Doomed Planet

Science versus propaganda

The editorial in last weekend’s Australian, “Carbon trading is not the only answer” (21/22 February), addressed the controversial issue of the government’s planned emissions trading legislation, commenting that “We need to hear other ideas on greenhouse gas reduction”.

Talk about missing the point! For the pressing issue that we need to deal with is the hard reality of natural climate change, rather than wasting money on futile attempts to “stop” speculative human-caused warming.

If ever we needed a reminder regarding the power and danger of natural climatic events, then Mother Nature has just provided us with two. The northern half of Australia has been submerged under floods, and large areas of the southeastern corner of our continent have been ravaged by firestorms. These events resulted from unpredictable natural events such as our planet has ever been heir to.

Just as the “science” that is cited in favour of dangerous human warming caused by carbon dioxide emissions shows all the hallmarks of orchestrated propaganda, so too the real science shows beyond doubt that the wide array of extreme natural events – which include climatic warming trends, cooling trends, step-events, heat waves, droughts, cyclones, floods and snowstorms – poses great dangers for humanity.
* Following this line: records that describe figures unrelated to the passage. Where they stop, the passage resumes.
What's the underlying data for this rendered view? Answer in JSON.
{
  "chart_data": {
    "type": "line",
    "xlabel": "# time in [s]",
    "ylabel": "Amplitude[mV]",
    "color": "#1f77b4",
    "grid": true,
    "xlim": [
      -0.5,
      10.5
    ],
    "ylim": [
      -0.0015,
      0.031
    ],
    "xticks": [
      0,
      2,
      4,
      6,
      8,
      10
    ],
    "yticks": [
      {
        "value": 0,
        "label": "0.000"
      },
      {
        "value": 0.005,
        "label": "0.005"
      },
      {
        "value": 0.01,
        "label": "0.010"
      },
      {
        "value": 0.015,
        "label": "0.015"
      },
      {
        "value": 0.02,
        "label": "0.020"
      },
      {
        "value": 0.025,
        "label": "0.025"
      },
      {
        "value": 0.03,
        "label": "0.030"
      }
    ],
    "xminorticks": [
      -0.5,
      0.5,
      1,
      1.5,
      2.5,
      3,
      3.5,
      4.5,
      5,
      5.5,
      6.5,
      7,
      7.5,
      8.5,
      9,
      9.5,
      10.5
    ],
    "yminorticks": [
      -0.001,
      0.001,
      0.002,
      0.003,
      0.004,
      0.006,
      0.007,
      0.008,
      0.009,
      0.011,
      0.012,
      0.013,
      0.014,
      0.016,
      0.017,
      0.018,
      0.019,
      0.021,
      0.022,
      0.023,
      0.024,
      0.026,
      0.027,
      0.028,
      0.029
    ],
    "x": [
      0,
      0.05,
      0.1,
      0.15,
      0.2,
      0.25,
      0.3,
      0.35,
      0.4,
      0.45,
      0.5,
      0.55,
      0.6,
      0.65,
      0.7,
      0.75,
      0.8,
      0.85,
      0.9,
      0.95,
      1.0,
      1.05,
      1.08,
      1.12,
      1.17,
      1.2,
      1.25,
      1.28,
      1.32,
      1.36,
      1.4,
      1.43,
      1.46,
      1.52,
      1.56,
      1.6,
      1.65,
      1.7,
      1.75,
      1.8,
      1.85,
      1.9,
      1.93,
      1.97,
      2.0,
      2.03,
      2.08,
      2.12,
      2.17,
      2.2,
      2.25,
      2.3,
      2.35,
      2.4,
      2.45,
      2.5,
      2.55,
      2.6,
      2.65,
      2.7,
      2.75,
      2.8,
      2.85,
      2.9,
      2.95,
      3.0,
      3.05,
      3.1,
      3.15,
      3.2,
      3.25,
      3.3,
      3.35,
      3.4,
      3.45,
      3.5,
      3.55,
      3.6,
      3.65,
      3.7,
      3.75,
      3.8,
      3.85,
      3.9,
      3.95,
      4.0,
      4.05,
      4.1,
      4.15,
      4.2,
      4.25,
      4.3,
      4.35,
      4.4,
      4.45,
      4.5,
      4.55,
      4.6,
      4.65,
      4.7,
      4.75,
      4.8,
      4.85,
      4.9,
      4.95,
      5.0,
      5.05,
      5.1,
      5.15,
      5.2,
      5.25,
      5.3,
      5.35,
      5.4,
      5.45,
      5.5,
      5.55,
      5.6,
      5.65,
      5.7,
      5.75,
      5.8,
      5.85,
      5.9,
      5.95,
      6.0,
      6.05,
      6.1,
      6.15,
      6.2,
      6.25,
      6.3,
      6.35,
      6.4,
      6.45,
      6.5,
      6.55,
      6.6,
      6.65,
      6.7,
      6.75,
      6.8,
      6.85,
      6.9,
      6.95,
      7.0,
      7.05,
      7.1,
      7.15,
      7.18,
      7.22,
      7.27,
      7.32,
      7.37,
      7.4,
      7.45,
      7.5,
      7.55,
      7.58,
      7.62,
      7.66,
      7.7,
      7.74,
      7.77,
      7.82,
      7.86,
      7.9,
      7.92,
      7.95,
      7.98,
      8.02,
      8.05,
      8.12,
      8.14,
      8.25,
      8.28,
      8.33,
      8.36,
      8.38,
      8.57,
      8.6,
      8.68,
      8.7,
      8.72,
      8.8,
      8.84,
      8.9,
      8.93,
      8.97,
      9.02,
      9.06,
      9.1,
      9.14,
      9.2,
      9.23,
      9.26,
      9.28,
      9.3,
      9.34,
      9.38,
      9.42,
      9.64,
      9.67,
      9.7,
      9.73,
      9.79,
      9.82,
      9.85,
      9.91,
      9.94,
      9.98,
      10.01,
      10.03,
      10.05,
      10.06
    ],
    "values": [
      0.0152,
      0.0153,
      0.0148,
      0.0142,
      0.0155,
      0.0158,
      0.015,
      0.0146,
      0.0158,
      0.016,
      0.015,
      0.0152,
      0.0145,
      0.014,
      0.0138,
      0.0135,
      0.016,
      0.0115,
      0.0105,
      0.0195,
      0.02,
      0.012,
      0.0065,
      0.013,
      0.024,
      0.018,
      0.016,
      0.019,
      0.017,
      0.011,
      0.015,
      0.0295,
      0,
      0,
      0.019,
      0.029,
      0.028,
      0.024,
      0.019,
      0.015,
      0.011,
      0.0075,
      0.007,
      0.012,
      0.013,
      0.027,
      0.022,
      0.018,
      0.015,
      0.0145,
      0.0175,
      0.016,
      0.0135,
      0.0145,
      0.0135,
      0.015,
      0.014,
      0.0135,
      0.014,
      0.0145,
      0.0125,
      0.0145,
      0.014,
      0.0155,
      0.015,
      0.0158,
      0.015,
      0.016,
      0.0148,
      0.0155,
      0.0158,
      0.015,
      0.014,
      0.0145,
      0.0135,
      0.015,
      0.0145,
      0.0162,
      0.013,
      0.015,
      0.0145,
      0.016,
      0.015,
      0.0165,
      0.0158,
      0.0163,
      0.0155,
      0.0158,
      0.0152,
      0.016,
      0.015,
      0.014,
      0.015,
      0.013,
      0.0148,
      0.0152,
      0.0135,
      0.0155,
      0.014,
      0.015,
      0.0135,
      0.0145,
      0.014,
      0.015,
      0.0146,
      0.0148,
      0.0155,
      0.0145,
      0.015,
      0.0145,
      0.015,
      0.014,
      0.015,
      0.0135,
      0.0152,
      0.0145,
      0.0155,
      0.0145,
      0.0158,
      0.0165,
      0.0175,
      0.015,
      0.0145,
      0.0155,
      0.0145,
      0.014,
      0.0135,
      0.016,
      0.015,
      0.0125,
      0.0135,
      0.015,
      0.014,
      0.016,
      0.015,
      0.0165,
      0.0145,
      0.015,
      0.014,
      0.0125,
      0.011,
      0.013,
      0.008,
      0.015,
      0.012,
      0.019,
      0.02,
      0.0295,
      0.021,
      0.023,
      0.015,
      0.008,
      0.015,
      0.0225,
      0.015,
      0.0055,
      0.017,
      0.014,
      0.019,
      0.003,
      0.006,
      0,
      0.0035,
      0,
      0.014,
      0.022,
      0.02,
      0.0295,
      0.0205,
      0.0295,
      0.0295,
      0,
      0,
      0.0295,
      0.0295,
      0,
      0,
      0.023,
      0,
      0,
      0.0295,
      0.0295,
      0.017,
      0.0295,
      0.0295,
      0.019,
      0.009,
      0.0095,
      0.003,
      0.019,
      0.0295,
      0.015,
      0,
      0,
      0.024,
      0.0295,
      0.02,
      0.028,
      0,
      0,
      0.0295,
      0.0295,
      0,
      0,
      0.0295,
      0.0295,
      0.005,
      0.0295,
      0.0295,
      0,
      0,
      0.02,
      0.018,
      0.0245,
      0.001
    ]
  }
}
“Greenhouse gas reduction”, by any means, is an irrelevancy, for it deals only with the speculative problem of as-yet-unmeasured human-caused global warming, and that at a time when the globe has been cooling for ten years.

In contrast, a national climate policy that better improves our ability to recognize and adapt to real (i.e., natural) climate change and events is an urgent necessity, and would cost but a fraction of the mooted carbon dioxide taxation scheme, a non-solution to a non-problem if ever there was one.

By their very nature, strategies that can cope with the dangers and vagaries of natural climate change will readily cope with human-caused change too, should it ever manifest itself.

Australia needs adaptive policies to deal with real climate change in place of the government’s expensive, inefficient and ineffective plans to “prevent” an entirely hypothetical global warming. Why is it so difficult for our major political parties to discern this obvious truth?

Bob Carter is an adjunct professor of geology at James Cook University. He will be presenting a paper at the International Conference on Climate Change to be held in New York, 8 – 10 March.